Straight talk is likely to lead to an attitude adjustment. And it should be a two-way street!

Matthew Widmaier, an insightful young construction worker, laid out some ground rules for collaboration in an Atlanta Business Chronicle article in December 2012. He noted that Millennials would represent the majority of the construction workforce within five years. It was also the time when the first of the Baby Boomers were reaching normal retirement age.

Five years have passed.

The Tides of Change on Generational Disconnect

Millennials do not remember a time before computers. Some Baby Boomers still do not really trust computers. But change has come and been accepted, grudgingly or not.

Technology is now mainstream, both in the office and on every job site. It’s this new connectivity that continues to make the work tracking and job monitoring easier, better, faster, and often cheaper. The benefits of digital plans, GPS tracking of materials and personnel, virtual problem-solving, time-lapse photography both for security and for job progress, real-time video conferencing and instant verification are obvious. New apps appear regularly, and there is no returning to the old ways. It’s good for business, and as younger workers begin to move into managerial positions and leadership roles, they will instinctively embrace even more beneficial tools. That will be even better for business.

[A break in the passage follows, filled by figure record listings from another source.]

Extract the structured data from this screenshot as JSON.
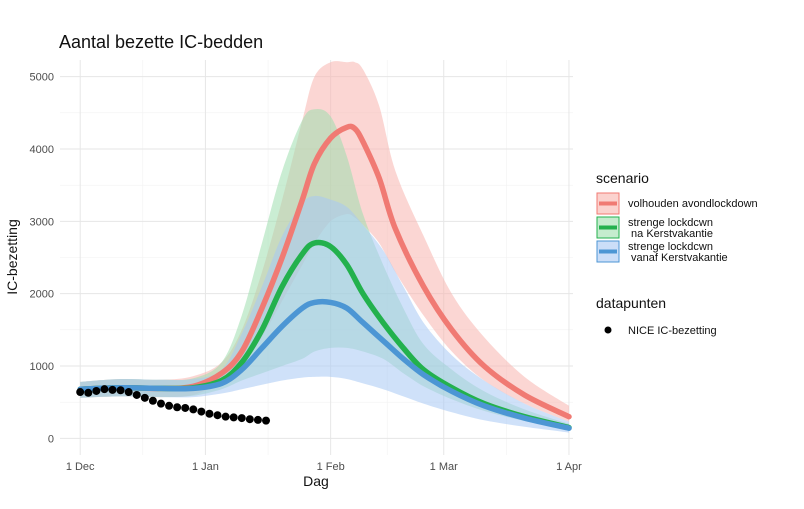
{
  "chart_data": {
    "type": "line",
    "title": "Aantal bezette IC-bedden",
    "xlabel": "Dag",
    "ylabel": "IC-bezetting",
    "x_unit": "days since 1 Dec",
    "xlim": [
      -5,
      122
    ],
    "ylim": [
      -230,
      5230
    ],
    "x_ticks": [
      {
        "value": 0,
        "label": "1 Dec"
      },
      {
        "value": 31,
        "label": "1 Jan"
      },
      {
        "value": 62,
        "label": "1 Feb"
      },
      {
        "value": 90,
        "label": "1 Mar"
      },
      {
        "value": 121,
        "label": "1 Apr"
      }
    ],
    "y_ticks": [
      {
        "value": 0,
        "label": "0"
      },
      {
        "value": 1000,
        "label": "1000"
      },
      {
        "value": 2000,
        "label": "2000"
      },
      {
        "value": 3000,
        "label": "3000"
      },
      {
        "value": 4000,
        "label": "4000"
      },
      {
        "value": 5000,
        "label": "5000"
      }
    ],
    "grid": true,
    "series": [
      {
        "name": "volhouden avondlockdown",
        "color": "#f07a73",
        "band_color": "#f8b4ae",
        "x": [
          0,
          10,
          20,
          28,
          35,
          40,
          45,
          50,
          55,
          58,
          62,
          66,
          68,
          70,
          74,
          78,
          85,
          92,
          100,
          110,
          121
        ],
        "y": [
          680,
          700,
          690,
          720,
          900,
          1200,
          1800,
          2500,
          3300,
          3800,
          4150,
          4300,
          4280,
          4100,
          3600,
          2900,
          2100,
          1500,
          1000,
          600,
          300
        ],
        "lower": [
          560,
          580,
          570,
          600,
          780,
          1000,
          1400,
          1900,
          2400,
          2700,
          3000,
          3100,
          3050,
          2950,
          2700,
          2300,
          1700,
          1200,
          800,
          480,
          230
        ],
        "upper": [
          780,
          820,
          810,
          860,
          1050,
          1500,
          2300,
          3300,
          4400,
          5000,
          5200,
          5200,
          5200,
          5100,
          4600,
          3700,
          2800,
          2000,
          1400,
          850,
          450
        ]
      },
      {
        "name": "strenge lockdcwn\n na Kerstvakantie",
        "color": "#23b14d",
        "band_color": "#9fdfae",
        "x": [
          0,
          10,
          20,
          28,
          35,
          40,
          45,
          50,
          55,
          58,
          62,
          66,
          70,
          75,
          80,
          85,
          92,
          100,
          110,
          121
        ],
        "y": [
          680,
          700,
          690,
          700,
          800,
          1050,
          1500,
          2100,
          2550,
          2700,
          2650,
          2400,
          2000,
          1600,
          1250,
          950,
          700,
          480,
          300,
          150
        ],
        "lower": [
          560,
          580,
          570,
          590,
          680,
          800,
          900,
          1000,
          1100,
          1200,
          1250,
          1250,
          1200,
          1100,
          900,
          720,
          540,
          380,
          240,
          120
        ],
        "upper": [
          780,
          820,
          810,
          830,
          1050,
          1700,
          2700,
          3700,
          4400,
          4550,
          4450,
          3900,
          3100,
          2400,
          1800,
          1300,
          950,
          650,
          400,
          200
        ]
      },
      {
        "name": "strenge lockdcwn\n vanaf Kerstvakantie",
        "color": "#4c96d4",
        "band_color": "#a8c8f4",
        "x": [
          0,
          10,
          20,
          28,
          35,
          40,
          45,
          50,
          55,
          58,
          62,
          66,
          70,
          75,
          80,
          85,
          92,
          100,
          110,
          121
        ],
        "y": [
          680,
          700,
          690,
          690,
          760,
          950,
          1250,
          1550,
          1800,
          1880,
          1880,
          1800,
          1600,
          1350,
          1100,
          880,
          650,
          450,
          280,
          140
        ],
        "lower": [
          560,
          580,
          570,
          570,
          620,
          680,
          740,
          800,
          840,
          850,
          850,
          820,
          760,
          680,
          580,
          480,
          360,
          250,
          160,
          80
        ],
        "upper": [
          780,
          820,
          810,
          820,
          950,
          1450,
          2100,
          2800,
          3250,
          3350,
          3300,
          3200,
          2950,
          2600,
          2100,
          1600,
          1150,
          800,
          480,
          230
        ]
      }
    ],
    "points": {
      "name": "NICE IC-bezetting",
      "color": "#000000",
      "x": [
        0,
        2,
        4,
        6,
        8,
        10,
        12,
        14,
        16,
        18,
        20,
        22,
        24,
        26,
        28,
        30,
        32,
        34,
        36,
        38,
        40,
        42,
        44,
        46
      ],
      "y": [
        640,
        630,
        655,
        680,
        670,
        665,
        640,
        600,
        560,
        520,
        480,
        450,
        430,
        420,
        400,
        370,
        340,
        320,
        300,
        290,
        280,
        265,
        255,
        245
      ]
    },
    "legend": {
      "position": "right",
      "scenario_title": "scenario",
      "data_title": "datapunten"
    }
  }
}
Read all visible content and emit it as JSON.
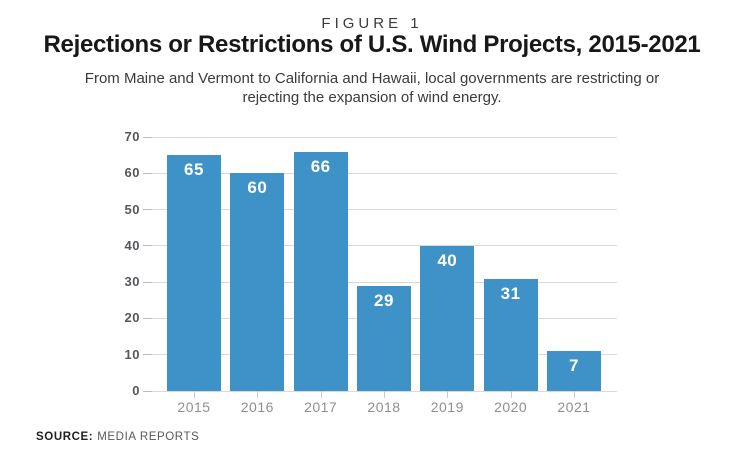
{
  "header": {
    "figure_label": "FIGURE 1",
    "title": "Rejections or Restrictions of U.S. Wind Projects, 2015-2021",
    "subtitle_lines": [
      "From Maine and Vermont to California and Hawaii, local governments are restricting or",
      "rejecting the expansion of wind energy."
    ]
  },
  "chart_data": {
    "type": "bar",
    "title": "Rejections or Restrictions of U.S. Wind Projects, 2015-2021",
    "categories": [
      "2015",
      "2016",
      "2017",
      "2018",
      "2019",
      "2020",
      "2021"
    ],
    "values": [
      65,
      60,
      66,
      29,
      40,
      31,
      7
    ],
    "bar_render_heights": [
      65,
      60,
      66,
      29,
      40,
      31,
      11
    ],
    "xlabel": "",
    "ylabel": "",
    "ylim": [
      0,
      70
    ],
    "y_ticks": [
      0,
      10,
      20,
      30,
      40,
      50,
      60,
      70
    ],
    "grid": "horizontal",
    "legend": "none",
    "data_labels": "inside-top-white"
  },
  "footer": {
    "source_label": "SOURCE:",
    "source_value": "MEDIA REPORTS"
  },
  "colors": {
    "background": "#ffffff",
    "bar": "#3e92c8",
    "data_label": "#ffffff",
    "gridline": "#d9d9d9",
    "tick": "#b9bbbd",
    "tick2": "#c9cacb",
    "y_label": "#55575b",
    "x_label": "#8d8f93",
    "title": "#17181a",
    "subtitle": "#3a3b3d",
    "figure_label": "#3a3b3d",
    "source_label": "#1f2022",
    "source_value": "#58595b"
  }
}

On-the-job training is still essential, as it always has been, and the mentor-protege relationship still leads to efficiency and progress. But a kind of “reverse mentorship” can lead to relevant interaction between “un-equals,” and it is both enlightening and empowering.

Work-Life Balance

The pinnacle of achievement was once measured by business success. Millennials, however, are more apt to measure success in other ways; it’s not that they don’t value professional expertise, but they value it in different ways. Their goals extend beyond money, and their dreams are not confined only to their work. They believe that life exists outside of the office and away from the job site because they are always “in touch.” In a sense, they are always “on the job.” No, they cannot imagine turning off their smartphones, so don’t even try to suggest it!

This younger generation is idealistic; they want to promote the common good, “give back” to the community, establish world peace, explore their own interests, understand and preserve the world for future generations, and enjoy family, good times and good health. in short, they want the good things of life not only for themselves but for everyone. And, for the most part, it’s non-negotiable. They definitely want to be paid for their efforts, but they want acknowledgment for their intellectual input and business acumen, not simply a paycheck for their time. They are willing to work hard, but they want to be a part of a team, rather than an alone player.

Defining the Future of Generational Disconnect

If you take the time — and make opportunities — for open communication, you may be impressed by the wealth of ideas and the innovative suggestions your younger employees will present. Hold brainstorming sessions on a regular basis. View your role as “coach” rather than “dictator.” Seek input about procedures, timelines, ways to save money. Also, explore ways to market your products and services on social media. Your new employees will be more than happy to advise you.

“Millennial-watchers” note that a form of “attention-deficit disorder” is a generational trait. If you don’t offer your younger employees ongoing challenges, you will likely lose them at some point to another firm that promises additional learning opportunities, skill-building workshops or decision-making responsibility for day-to-day operations. Repetition is not a Millennial strong suit, but problem-solving often is. Again, however, the solutions will be new-fangled ones. View that as an important learning curve on your continuing path to business success. Be willing to let your younger employees take the lead on occasion.

Finally, Millennials are motivated by safety, by good works, by “giving back” to the community. They expect the same type of commitment from their leaders, their companies, their families and their peers. They enjoy making a difference and will become disenchanted with any organization that is simply content with the way things are.

So, if you’re up to the challenge, hire a Millennial — and make that connection!